Berry, who will retire after the election, says the race between LaRaviere and his opponent, association Vice President Kenneth Hunter, appeared tight before LaRaviere’s reassignment. Ballots will be mailed out to up to 1,500 association members next week, and votes will be counted May 20. Berry has held the presidency for 12 years, under six CPS administrations.

Hunter, a retired principal from Prosser Career Academy in Belmont-Cragin, says he’s not sure whether the extra media attention on LaRaviere will lead to a larger turnout among members, which include assistant principals and other administrators along with principals.

Kenneth Hunter
Kenneth Hunter

“I’d love to get some of his publicity, but I’m not sure I want to get it the way he’s getting it,” Hunter said. “I thought, it will either make him a martyr or a pariah, and it’s done a bit of both.”

Hunter’s campaign, centered on open and increased communication between principals, CPS and state legislators, has appealed to more conservative members, according to Berry.

Because state law prohibits administrators from unionizing, Hunter says the key to getting things done is all “about the relationship we have with CPS” and a willingness to sit down and negotiate.

LaRaviere’s campaign also calls for increased communication, especially between school leaders and education-based groups such as Generation All, an initiative of The Chicago Community Trust.
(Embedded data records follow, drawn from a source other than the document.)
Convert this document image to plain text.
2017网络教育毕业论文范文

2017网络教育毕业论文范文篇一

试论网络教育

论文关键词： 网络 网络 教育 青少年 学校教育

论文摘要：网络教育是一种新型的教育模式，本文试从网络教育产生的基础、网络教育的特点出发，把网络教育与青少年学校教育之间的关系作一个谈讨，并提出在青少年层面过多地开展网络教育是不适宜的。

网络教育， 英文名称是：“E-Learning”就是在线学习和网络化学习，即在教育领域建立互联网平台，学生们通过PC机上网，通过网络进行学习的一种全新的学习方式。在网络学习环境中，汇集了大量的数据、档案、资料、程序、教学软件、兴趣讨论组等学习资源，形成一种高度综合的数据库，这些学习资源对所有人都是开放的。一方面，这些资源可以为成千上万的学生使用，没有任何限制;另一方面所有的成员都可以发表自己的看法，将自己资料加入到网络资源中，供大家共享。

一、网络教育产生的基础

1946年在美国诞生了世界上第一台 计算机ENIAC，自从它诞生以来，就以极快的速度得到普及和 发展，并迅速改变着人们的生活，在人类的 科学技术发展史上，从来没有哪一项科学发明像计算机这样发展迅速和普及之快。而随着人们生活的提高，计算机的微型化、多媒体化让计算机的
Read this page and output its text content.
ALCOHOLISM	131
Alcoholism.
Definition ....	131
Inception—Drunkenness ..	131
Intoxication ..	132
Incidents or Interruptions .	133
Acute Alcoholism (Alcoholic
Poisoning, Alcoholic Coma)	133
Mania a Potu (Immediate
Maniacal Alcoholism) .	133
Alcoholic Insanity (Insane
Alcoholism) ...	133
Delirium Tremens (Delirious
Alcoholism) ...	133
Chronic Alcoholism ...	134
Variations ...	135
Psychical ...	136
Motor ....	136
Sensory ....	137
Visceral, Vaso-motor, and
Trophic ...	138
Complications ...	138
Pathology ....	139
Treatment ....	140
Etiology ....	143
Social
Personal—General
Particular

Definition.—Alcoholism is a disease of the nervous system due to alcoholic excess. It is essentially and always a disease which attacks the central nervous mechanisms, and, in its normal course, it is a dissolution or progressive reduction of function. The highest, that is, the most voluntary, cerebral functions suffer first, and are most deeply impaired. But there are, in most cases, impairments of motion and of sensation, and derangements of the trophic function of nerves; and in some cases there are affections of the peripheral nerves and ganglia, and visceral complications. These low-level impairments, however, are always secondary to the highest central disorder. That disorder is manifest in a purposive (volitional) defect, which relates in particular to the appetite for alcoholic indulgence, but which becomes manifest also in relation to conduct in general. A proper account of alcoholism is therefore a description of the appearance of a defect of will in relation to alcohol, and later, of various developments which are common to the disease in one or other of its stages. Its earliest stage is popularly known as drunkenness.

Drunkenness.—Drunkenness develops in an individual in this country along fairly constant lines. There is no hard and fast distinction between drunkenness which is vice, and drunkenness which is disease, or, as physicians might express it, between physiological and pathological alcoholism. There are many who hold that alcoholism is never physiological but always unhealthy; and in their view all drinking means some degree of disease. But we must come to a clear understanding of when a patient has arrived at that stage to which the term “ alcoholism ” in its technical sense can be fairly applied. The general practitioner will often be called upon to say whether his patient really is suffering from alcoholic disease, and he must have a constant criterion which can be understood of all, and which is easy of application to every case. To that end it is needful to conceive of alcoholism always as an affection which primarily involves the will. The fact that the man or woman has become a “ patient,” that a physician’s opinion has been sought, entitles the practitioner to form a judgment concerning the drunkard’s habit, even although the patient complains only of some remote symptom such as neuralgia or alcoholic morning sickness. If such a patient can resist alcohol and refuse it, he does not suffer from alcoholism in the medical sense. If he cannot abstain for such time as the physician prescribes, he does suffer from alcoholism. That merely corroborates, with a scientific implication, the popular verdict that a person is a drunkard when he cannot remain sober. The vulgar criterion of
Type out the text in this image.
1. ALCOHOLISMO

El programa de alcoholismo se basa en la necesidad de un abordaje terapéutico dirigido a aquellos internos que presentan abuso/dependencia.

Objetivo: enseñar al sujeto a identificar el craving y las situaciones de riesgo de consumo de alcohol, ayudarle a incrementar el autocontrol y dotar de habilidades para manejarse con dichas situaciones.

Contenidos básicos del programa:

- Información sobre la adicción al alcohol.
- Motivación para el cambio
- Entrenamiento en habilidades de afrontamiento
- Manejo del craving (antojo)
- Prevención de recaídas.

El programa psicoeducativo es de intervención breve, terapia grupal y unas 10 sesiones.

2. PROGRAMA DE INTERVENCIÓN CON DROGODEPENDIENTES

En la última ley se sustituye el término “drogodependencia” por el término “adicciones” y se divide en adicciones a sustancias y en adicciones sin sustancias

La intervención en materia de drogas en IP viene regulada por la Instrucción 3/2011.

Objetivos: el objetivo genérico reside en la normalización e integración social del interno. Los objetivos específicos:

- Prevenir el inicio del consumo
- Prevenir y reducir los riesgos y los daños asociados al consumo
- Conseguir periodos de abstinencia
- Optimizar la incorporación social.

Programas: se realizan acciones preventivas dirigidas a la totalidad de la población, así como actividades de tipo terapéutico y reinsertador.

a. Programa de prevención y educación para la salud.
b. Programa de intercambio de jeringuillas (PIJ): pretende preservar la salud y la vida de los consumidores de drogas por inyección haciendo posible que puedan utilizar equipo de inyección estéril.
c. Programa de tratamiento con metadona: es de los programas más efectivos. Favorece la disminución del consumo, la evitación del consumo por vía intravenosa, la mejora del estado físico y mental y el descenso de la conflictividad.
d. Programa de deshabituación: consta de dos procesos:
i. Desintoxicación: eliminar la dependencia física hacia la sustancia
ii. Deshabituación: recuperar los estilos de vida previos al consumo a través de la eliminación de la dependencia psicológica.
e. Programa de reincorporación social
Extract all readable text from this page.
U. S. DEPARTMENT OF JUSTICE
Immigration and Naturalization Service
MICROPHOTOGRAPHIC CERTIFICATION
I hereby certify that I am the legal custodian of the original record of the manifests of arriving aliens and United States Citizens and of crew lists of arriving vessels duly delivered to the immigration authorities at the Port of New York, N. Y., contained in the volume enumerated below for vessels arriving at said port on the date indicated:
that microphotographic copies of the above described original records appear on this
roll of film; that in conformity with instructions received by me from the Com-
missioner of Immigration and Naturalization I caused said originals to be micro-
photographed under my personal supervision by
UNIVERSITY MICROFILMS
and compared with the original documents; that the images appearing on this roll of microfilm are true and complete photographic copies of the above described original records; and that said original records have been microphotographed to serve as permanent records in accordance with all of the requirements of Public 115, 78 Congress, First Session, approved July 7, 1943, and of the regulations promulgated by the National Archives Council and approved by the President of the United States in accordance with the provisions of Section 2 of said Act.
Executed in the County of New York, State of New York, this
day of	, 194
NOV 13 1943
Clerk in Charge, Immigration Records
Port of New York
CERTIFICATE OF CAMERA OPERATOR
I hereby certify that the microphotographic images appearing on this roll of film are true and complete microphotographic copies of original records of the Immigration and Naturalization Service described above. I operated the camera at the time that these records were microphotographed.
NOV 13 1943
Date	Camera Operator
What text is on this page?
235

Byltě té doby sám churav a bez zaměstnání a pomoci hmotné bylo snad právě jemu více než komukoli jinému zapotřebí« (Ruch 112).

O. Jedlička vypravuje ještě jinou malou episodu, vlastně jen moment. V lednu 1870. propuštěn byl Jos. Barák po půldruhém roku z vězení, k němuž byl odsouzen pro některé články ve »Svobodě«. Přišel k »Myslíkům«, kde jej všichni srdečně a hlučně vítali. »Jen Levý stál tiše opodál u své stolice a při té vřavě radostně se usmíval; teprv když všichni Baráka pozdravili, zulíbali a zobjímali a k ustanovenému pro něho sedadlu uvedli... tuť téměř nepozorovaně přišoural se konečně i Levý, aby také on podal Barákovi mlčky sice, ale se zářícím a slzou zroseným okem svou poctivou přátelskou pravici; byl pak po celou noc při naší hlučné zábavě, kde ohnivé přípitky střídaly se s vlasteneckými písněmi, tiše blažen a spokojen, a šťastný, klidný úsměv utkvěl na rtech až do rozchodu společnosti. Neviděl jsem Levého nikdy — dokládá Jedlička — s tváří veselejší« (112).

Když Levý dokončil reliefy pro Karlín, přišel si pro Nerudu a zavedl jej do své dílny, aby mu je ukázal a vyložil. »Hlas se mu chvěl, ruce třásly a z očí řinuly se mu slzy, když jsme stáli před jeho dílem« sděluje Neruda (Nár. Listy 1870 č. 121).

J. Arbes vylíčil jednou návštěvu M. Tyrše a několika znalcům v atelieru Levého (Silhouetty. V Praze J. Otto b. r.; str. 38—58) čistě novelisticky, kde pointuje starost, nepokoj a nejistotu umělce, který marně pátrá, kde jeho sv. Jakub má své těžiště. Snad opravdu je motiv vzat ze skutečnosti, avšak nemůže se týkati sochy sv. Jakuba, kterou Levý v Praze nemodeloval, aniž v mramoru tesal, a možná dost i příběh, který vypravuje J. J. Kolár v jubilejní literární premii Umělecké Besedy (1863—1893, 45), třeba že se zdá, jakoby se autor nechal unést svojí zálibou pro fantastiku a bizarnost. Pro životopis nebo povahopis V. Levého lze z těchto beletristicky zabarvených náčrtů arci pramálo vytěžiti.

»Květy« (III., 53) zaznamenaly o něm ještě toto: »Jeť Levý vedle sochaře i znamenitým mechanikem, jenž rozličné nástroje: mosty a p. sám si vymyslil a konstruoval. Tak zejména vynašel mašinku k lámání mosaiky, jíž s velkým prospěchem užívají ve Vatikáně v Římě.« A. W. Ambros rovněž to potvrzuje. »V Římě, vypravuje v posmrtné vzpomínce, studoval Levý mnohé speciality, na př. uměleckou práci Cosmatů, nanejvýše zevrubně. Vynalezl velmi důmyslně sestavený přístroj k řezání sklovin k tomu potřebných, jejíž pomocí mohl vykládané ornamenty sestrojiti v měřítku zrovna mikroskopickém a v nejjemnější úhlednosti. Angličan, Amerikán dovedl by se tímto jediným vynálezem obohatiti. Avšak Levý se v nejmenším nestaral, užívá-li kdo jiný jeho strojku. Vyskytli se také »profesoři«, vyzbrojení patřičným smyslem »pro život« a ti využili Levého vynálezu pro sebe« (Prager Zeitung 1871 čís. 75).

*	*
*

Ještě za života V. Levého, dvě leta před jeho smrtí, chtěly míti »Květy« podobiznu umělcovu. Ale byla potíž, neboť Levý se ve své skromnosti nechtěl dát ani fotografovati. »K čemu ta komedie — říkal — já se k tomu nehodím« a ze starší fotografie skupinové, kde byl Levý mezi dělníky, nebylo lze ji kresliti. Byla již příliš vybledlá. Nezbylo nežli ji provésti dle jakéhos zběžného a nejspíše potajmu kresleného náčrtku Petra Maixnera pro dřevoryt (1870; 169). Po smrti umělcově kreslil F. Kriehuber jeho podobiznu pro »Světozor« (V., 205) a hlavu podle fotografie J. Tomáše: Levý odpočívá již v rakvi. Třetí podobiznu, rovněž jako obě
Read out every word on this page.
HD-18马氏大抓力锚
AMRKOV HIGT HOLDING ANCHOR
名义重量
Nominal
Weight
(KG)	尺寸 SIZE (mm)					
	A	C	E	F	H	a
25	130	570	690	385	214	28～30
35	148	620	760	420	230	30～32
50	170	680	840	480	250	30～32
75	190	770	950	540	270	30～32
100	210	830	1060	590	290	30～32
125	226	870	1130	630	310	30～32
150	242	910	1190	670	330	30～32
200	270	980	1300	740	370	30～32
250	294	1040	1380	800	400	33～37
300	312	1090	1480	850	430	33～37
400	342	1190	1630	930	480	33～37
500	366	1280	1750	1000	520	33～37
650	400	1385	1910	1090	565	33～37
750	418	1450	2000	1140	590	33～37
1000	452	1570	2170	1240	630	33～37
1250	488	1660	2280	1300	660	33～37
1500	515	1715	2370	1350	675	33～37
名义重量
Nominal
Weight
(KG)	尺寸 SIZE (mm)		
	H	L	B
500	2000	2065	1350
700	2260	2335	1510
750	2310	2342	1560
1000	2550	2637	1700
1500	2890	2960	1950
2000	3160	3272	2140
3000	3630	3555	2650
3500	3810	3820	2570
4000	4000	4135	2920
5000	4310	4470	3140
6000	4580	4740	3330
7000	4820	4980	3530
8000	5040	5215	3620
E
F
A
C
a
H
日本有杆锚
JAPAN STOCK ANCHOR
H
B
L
Under LaRaviere’s leadership, the association would become “member-driven” and link administrators with similar problems together to brainstorm solutions and create change.

LaRaviere also wants to be involved in policy and help educators “live up to our responsibility to be public advocates,” but says members would never have to participate beyond their personal comfort level.

Still, some members have expressed concern that LaRaviere’s controversial past may force administrators into an activist role that would distract them from their jobs and have a negative impact on the association’s image.

Last year, he spoke out against the PARCC exam and overtesting in public schools, leading over 50 percent of students at Blaine to opt out of the national exam, one of the reasons the district failed to meet Illinois’ requirement to test at least 95 percent of students. The state threatened punitive measures, including potential budget cuts, should CPS schools not meet the requirement again this year.

Meanwhile, LaRaviere has made one thing clear: “I was put on the ballot and I will remain on the ballot.”